Perhaps the most significant of these gave rise to the Committee report’s title – ‘Unheard’ – and led to FTWW’s creation over ten years ago: the fact that women almost universally describe their reporting of symptoms as being diminished, dismissed, misattributed to emotional or psychological factors, their voices simply drowned out by the overwhelming noise of societal attitudes built upon millennia of gender prejudice, where women’s ‘wandering wombs’ were inextricably connected to their weak and unreliable minds, a state of being historically termed ‘hysteria’. It’s a concept that continues to cast a long and enduring shadow over our healthcare experiences and it has to be eliminated if we are ever to see things change for the better.

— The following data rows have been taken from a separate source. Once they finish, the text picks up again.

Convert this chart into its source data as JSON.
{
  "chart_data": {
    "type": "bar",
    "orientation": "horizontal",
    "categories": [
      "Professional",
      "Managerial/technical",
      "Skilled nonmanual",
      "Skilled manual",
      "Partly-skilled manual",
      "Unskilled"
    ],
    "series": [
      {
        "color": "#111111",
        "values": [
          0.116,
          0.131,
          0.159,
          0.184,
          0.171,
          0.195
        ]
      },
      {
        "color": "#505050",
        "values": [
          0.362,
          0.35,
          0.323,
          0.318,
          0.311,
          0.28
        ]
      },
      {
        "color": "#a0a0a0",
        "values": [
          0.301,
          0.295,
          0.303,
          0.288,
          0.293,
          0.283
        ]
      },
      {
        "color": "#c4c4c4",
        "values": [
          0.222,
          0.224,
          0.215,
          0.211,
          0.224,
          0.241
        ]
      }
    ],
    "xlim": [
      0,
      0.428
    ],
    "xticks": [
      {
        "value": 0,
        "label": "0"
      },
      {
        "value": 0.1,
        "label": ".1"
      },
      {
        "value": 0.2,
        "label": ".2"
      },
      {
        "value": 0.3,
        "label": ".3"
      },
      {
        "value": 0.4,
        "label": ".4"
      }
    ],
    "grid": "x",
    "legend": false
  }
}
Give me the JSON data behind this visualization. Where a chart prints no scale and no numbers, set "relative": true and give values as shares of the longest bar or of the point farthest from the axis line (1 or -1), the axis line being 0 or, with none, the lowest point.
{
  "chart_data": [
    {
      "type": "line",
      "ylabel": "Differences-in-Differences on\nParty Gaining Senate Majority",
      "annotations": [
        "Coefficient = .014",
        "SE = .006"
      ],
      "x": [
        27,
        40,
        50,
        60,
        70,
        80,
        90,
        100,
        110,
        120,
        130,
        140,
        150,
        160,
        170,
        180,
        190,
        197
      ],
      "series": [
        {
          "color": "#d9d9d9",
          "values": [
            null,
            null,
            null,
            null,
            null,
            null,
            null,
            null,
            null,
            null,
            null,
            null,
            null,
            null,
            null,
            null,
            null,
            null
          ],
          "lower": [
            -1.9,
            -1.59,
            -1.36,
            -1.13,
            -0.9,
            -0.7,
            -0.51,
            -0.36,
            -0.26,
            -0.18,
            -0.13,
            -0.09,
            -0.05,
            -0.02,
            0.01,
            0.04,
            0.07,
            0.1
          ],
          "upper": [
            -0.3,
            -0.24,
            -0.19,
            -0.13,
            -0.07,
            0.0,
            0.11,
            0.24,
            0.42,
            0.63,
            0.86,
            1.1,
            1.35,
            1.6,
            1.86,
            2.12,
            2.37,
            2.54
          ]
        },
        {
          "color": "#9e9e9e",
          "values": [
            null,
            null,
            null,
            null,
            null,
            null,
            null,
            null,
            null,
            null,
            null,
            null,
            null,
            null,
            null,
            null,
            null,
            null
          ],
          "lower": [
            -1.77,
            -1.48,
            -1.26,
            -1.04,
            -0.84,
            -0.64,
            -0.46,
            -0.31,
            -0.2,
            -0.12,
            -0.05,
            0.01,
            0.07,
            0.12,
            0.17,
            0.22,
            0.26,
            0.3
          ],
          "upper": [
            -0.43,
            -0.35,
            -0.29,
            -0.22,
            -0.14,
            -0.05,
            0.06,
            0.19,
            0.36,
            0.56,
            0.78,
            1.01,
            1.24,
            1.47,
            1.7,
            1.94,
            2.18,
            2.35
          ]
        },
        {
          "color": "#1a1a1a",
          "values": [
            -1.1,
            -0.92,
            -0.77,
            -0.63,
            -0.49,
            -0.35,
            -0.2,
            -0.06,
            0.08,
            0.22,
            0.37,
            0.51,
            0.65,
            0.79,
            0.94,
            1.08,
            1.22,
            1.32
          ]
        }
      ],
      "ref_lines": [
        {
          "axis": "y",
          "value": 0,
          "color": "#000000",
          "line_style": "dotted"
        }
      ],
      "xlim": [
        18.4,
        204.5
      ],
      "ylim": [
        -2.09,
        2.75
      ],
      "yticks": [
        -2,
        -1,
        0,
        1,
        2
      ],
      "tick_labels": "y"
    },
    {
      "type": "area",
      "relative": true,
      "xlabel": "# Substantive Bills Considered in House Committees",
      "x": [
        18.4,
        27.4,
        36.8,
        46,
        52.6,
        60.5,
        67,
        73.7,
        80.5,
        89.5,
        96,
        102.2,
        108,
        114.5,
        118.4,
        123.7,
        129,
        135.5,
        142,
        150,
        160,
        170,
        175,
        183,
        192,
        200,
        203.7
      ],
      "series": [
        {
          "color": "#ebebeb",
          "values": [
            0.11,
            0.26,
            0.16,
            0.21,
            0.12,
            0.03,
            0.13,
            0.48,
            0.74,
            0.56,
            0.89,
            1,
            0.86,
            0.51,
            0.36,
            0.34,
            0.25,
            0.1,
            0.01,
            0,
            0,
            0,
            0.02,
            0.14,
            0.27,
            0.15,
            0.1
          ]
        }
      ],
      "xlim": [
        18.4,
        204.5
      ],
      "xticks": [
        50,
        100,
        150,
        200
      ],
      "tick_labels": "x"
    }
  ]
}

Involving people with lived experience in the design, delivery, and assessment of medical education has to be one of the most effective ways of ensuring that patient voices are taken seriously and properly embedded in the training our healthcare professionals receive and the services they provide – and this is something FTWW will continue to press home. We also need to see menstrual wellbeing education delivered consistently and well in schools, so that periods and associated symptoms stop being either too taboo to mention, or normalised to the extent that girls are made to think they’re making a fuss about nothing, a perception which can blight their educational prospects, careers, lives, and wellbeing far into the future. 

Things are gradually moving in the right direction, with Welsh Government-funded research projects like SPPINN (Severe Period Pain Is Not Normal) looking to examine the challenges and gaps in managing this too-often misunderstood and under-estimated issue, and a national clinical network for gynaecology developing pan-Wales pathways for patients in secondary care. However, whilst these things are vital, and we anticipate them featuring in Welsh Government work on period dignity, women’s health policy, and the NHS Women’s Health Plan, loved ones are being lost to gynaecological cancers every day – and, alarmingly, the mortality rate is higher in Wales than anywhere else in the UK.

It doesn’t take a Women’s Health Plan to know that, now, more than ever, things must change. Let’s start by recognising that gynaecological cancers aren’t ‘silent killers’ – women have been asking, begging, shouting to be heard for far too long. Now is the time to start listening.